Later in de middelbare schooltijd schreef ik gevoelige teksten op het behang boven mijn bureautje in het ouderlijk huis: Constantijntje, aardig kleintje, maar ook Marsmans' Geef me een mes en Nijhofs Moeder. Die hoorde bij mijn repertoire om indruk te maken op de meisjes, hetgeen nimmer tot een verovering leidde. Muziek van de Kinks, Stones en Beatles onderbrak veelvuldig mijn gedeclameer.

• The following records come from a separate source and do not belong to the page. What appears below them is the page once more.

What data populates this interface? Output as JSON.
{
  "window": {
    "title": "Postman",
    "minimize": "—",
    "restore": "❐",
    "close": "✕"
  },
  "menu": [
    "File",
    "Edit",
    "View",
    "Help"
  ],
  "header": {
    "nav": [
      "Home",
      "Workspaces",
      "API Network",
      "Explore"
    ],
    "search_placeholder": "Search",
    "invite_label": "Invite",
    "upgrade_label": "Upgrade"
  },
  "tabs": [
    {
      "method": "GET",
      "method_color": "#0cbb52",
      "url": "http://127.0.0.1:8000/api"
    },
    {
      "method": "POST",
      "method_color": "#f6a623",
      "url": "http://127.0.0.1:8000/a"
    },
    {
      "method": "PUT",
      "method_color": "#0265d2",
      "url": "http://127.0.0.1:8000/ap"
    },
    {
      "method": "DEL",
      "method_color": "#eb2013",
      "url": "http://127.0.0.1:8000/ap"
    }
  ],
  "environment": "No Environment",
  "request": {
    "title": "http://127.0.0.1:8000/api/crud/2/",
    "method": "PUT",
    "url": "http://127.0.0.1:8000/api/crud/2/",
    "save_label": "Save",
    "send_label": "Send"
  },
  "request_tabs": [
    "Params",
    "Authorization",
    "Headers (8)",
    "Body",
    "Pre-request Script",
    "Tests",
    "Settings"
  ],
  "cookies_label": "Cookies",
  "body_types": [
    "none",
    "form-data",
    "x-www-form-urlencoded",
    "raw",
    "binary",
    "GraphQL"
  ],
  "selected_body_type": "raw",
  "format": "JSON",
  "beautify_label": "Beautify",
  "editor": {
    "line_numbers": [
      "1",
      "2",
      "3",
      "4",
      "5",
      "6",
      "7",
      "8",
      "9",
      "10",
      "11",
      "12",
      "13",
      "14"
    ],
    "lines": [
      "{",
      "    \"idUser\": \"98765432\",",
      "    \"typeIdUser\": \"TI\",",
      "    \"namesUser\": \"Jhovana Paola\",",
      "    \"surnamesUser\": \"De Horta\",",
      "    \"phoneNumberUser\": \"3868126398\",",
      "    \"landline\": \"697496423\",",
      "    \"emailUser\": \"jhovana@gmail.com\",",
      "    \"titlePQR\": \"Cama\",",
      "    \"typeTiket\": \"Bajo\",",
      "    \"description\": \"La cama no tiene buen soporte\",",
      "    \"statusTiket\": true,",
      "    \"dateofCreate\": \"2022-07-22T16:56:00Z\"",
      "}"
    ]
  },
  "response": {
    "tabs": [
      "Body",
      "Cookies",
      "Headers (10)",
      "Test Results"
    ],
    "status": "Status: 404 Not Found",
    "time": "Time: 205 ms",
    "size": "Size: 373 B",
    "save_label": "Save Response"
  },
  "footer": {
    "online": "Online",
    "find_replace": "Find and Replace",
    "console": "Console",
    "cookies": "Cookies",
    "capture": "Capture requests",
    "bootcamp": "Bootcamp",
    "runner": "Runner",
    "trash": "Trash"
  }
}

Op de Kweekschool stond ik nog tweemaal op het podium. Op verzoek van de door mij bewonderde mijn leraar nederlands droeg ik in een uiterst langzaam tempo 'Scheppinkje' van Leo Vromans voor, terwijl ik veel liever iets van Hans Lodeizen had voorgedragen zoals
Zei ze...
deze oude vieze wereld
die kun je gerust weggooien:
de romantiek van
uilskuikens
Een tweede keer beklom ik het podium.
Het was toch nog 1967 geworden.
Ik droeg veel zwart, de zaal luisterde steeds slechter en door het geroezemoes klonk mijn tekst 'Verdediging van de vijftigers'. Ik begreep er weinig van, maar vond een tekst als
wanneer gij blake rimbaud of baudelaire leest;
hoort, door onze verzen jaagt hun heilige geest:
de blote kont der kunst te kussen onder uw sonnetten en balladen
ertoe doen, uitdagend om te zeggen.
Ze konden me wat, die oude garde!!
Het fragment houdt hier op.